= Fritz Cassirer =

German conductor

left to right, Cassirer with Julius Buths, Frederick Delius, Hans Haym and Jelka Delius, 1905

Friedrich (Fritz) Leopold Cassirer, (29 March 1871 – 26 November 1926) was a German conductor. He was one of the early proponents of the music of Frederick Delius, and conducted the premiere of Delius's first opera.

==Biography==
Cassirer was born into a Jewish family in Breslau. His father, Julius Cassirer, was one of nine children; Julius was distantly related to his wife, Julcher (Julie) née Cassirer, through a common great-grandfather. Fritz Cassirer studied music with Hans Pfitzner and Gustav Holländer, after which he was appointed to conducting posts in a succession of German opera houses: Lübeck, Posen, Saarbrücken and Elberfeld.

While Cassirer was in charge of the Elberfeld opera, his colleague Hans Haym introduced him to the music of Frederick Delius, which was little known in Germany and hardly known at all anywhere else. Cassirer, like Haym, became a strong advocate of Delius's music. He conducted the première of Delius's opera Koanga at Elberfeld in 1904, helped Delius choose the Nietzsche text for his secular choral work, A Mass of Life and organised the premiere of another Delius opera, A Village Romeo and Juliet at the Berlin Komische Oper in 1907.

Cassirer was a member of the Komische Oper company that visited London in 1907, playing Offenbach's The Tales of Hoffmann. While in London he conducted concerts, at one of which, with Thomas Beecham's New Symphony Orchestra, he presented Delius's Appalachia. Beecham, who had hitherto known nothing of Delius's music, expressed his "wonderment" and was from then on a lifelong devotee of the composer's works. Beecham praised Cassirer for having "naturally good if slightly fastidious taste".

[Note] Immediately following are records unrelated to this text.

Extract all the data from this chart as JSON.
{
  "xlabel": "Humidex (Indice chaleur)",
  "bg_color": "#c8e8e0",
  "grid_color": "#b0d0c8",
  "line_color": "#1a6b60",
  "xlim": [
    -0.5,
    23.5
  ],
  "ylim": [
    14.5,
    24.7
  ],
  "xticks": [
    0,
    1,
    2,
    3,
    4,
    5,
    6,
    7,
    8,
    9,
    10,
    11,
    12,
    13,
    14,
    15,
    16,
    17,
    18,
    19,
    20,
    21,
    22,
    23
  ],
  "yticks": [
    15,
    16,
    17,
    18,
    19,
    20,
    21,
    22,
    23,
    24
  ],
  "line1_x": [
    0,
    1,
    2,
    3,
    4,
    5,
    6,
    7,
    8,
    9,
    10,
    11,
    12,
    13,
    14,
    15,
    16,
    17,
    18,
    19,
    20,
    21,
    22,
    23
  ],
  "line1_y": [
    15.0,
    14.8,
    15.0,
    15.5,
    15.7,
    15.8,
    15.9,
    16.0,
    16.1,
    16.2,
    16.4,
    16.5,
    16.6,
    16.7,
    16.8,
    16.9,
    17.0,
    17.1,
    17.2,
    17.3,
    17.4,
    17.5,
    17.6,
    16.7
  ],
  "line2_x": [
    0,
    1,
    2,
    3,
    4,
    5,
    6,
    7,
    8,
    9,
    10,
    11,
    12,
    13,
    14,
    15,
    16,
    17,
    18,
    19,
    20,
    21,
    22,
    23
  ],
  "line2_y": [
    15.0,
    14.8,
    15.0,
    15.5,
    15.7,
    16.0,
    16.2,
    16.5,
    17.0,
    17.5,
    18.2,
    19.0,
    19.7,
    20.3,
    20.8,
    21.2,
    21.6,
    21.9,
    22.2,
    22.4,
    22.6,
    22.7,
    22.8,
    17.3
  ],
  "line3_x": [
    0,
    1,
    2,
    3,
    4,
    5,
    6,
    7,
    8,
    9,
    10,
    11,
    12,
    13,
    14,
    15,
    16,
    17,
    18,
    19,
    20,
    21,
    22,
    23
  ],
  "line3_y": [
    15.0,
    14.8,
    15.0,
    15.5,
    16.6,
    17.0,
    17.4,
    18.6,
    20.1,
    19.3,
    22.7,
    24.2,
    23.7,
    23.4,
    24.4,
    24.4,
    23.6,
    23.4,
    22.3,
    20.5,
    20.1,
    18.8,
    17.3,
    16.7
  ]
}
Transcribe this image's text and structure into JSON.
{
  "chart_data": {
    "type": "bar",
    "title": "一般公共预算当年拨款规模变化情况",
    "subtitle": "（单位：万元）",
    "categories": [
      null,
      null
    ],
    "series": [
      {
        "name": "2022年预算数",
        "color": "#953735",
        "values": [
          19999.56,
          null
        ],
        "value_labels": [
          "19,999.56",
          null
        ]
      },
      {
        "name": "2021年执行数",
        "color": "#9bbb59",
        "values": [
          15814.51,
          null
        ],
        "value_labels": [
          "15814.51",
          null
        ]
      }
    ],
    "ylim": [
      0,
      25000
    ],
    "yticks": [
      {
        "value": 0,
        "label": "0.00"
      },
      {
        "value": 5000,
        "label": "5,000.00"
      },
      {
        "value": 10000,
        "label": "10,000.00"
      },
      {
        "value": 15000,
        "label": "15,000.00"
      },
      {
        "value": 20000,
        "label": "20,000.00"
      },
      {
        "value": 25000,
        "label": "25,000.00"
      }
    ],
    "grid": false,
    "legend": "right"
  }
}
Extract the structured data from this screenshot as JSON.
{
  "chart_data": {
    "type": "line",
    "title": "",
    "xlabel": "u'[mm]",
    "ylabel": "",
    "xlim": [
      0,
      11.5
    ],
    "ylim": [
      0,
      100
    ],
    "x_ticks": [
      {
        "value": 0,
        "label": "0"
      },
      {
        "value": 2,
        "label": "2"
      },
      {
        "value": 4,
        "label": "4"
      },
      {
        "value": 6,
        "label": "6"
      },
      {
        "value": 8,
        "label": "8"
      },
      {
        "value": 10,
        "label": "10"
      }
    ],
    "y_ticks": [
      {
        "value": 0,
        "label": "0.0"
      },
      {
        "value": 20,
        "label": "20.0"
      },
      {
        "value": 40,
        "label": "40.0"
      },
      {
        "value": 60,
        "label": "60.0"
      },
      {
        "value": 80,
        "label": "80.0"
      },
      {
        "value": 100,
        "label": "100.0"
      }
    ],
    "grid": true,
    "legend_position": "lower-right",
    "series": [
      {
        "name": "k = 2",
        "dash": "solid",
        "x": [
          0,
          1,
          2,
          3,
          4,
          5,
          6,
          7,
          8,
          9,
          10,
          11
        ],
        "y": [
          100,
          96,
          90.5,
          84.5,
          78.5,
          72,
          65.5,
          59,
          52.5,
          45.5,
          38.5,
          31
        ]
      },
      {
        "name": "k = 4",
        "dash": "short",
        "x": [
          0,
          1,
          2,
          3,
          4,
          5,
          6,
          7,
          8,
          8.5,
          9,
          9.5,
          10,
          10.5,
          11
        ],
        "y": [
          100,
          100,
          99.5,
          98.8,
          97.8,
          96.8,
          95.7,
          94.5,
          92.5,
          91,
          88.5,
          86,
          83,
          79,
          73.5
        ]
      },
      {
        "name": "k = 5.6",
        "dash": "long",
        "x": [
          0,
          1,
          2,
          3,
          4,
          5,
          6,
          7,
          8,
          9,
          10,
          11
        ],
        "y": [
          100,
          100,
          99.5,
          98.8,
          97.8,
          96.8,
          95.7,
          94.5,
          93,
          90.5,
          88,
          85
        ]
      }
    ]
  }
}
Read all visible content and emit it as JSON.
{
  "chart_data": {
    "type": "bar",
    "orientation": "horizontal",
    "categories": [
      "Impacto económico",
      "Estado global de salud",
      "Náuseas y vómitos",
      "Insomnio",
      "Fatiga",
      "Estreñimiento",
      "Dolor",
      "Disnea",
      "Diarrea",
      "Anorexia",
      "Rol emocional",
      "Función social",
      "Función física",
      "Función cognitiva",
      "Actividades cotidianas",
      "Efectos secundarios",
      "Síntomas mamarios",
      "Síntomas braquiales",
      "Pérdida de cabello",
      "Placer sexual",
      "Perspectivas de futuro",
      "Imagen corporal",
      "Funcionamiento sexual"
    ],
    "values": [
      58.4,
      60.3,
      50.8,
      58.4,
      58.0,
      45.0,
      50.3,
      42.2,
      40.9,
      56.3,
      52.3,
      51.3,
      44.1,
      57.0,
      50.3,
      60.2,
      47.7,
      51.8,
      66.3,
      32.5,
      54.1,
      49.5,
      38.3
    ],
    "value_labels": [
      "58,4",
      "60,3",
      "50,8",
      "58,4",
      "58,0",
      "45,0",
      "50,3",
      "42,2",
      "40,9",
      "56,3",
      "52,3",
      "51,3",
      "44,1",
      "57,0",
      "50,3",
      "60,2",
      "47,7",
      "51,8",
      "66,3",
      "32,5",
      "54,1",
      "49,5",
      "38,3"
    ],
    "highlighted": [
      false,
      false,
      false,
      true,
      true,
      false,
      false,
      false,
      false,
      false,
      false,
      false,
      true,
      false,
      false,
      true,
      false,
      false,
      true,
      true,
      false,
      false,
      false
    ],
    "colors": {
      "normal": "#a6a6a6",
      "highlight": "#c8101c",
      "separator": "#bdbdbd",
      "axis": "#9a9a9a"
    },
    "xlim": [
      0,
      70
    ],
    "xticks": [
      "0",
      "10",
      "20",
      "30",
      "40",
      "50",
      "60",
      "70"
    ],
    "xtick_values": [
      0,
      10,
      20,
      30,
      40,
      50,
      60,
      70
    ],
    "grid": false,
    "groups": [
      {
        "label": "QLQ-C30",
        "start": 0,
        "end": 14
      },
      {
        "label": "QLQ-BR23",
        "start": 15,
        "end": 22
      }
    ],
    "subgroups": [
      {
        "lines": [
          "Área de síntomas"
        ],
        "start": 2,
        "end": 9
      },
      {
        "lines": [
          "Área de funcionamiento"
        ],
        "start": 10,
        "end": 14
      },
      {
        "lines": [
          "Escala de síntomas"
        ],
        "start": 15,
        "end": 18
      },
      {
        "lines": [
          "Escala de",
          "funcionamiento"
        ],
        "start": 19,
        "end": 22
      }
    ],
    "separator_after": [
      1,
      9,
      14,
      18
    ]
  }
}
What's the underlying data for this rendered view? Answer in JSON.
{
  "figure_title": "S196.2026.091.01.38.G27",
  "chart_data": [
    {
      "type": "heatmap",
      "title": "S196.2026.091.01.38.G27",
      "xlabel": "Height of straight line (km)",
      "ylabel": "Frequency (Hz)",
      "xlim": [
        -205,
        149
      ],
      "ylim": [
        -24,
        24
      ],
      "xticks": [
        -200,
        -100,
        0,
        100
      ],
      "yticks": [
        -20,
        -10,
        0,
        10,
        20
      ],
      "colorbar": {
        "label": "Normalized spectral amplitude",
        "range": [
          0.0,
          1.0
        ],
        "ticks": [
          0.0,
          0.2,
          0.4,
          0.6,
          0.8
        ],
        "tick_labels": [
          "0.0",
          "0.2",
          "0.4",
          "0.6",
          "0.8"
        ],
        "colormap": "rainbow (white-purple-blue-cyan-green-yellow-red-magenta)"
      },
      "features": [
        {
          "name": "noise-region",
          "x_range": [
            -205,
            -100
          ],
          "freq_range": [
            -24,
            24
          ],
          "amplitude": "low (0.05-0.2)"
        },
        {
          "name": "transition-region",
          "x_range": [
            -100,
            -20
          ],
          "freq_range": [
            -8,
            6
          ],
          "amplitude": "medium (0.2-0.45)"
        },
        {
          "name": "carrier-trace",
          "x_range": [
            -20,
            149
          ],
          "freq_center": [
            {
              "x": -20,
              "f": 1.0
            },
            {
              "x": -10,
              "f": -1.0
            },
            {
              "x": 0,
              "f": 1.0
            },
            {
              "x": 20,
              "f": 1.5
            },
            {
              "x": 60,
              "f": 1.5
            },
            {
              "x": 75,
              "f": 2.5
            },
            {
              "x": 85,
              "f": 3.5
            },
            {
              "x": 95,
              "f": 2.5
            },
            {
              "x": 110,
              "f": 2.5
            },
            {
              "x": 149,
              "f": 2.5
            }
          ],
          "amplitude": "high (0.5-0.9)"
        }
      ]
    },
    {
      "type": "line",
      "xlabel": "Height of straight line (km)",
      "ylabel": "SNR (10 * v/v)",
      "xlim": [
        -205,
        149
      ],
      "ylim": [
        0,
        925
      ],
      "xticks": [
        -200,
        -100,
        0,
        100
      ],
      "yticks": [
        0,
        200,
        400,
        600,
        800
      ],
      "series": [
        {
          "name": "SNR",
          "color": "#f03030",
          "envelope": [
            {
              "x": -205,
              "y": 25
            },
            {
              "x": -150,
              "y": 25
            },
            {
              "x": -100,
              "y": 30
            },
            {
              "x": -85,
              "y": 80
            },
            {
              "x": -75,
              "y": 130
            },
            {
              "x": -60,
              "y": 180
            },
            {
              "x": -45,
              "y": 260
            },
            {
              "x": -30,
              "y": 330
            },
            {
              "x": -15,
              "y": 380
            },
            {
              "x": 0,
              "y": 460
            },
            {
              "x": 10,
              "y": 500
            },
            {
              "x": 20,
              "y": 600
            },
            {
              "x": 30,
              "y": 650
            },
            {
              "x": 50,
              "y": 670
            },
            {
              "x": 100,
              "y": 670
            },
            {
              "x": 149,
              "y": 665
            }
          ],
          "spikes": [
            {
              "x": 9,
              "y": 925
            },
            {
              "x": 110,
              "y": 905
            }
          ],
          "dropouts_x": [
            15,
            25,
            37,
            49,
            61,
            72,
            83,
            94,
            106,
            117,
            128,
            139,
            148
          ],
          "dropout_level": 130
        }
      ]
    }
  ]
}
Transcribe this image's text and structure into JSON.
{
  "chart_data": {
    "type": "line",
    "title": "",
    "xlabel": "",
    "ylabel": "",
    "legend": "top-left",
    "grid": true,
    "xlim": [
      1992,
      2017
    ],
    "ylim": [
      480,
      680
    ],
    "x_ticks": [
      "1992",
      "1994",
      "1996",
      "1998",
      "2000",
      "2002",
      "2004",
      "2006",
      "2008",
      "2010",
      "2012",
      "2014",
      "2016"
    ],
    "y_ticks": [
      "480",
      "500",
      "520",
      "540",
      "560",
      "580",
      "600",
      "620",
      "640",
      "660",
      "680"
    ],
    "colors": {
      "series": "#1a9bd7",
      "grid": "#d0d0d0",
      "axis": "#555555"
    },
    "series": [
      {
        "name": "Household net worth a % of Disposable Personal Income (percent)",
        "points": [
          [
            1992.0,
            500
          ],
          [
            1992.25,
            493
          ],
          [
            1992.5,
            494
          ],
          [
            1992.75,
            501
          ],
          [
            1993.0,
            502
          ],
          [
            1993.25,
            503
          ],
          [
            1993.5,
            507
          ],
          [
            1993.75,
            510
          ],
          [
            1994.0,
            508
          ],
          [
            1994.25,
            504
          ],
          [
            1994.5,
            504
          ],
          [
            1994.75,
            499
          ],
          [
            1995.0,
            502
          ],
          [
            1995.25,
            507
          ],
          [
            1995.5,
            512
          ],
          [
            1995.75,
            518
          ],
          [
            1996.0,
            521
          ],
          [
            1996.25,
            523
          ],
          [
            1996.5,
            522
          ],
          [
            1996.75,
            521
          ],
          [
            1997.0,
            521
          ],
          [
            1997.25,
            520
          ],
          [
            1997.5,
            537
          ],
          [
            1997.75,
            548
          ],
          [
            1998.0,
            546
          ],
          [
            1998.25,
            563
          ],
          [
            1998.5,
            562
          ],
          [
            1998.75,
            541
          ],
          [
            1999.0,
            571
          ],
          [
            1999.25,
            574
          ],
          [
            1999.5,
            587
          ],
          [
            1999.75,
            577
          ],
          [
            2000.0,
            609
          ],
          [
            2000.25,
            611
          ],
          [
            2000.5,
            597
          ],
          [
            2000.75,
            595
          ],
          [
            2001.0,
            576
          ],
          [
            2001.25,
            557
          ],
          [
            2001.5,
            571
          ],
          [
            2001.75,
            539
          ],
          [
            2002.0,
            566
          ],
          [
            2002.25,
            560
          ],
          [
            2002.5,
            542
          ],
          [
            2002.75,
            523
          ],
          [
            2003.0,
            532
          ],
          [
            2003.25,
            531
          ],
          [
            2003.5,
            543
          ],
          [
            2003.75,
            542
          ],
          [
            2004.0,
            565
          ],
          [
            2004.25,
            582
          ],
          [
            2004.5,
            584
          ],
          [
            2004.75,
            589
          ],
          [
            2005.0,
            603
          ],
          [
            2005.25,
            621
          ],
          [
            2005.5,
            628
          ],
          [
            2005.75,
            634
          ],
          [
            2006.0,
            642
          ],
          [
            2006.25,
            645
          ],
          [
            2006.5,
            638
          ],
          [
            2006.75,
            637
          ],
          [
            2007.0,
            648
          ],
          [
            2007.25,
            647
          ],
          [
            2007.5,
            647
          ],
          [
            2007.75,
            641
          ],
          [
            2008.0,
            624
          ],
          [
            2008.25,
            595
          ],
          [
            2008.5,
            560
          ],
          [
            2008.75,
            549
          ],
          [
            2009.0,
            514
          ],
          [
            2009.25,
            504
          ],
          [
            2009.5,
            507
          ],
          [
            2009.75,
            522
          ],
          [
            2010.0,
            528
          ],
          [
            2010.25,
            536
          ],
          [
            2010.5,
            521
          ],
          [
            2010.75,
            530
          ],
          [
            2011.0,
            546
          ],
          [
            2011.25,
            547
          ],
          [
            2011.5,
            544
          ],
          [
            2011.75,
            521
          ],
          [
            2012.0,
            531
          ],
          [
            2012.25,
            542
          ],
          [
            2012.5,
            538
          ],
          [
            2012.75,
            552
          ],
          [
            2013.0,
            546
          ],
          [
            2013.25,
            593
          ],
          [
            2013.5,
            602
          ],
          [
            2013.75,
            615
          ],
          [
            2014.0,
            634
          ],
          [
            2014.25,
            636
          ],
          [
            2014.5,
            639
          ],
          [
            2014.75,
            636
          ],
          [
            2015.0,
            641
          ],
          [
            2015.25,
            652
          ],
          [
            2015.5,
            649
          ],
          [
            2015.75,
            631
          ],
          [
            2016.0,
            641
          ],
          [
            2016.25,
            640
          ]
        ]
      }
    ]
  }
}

After turning down an offer to appear at the Manhattan Opera House, New York, Cassirer retired to Munich, and devoted himself to philosophical and literary studies. He died in Berlin at the age of 55.

==Family life==
Fritz Cassirer was married to Lilly Dispecker. They had one daughter, Eva Charlotte Cassirer, who married her father's cousin, Friedrich Wilhelm Cassirer (also known as Fritz); he was for a time managing director of the Deutsches Theater in Berlin, and Max Reinhardt's business manager.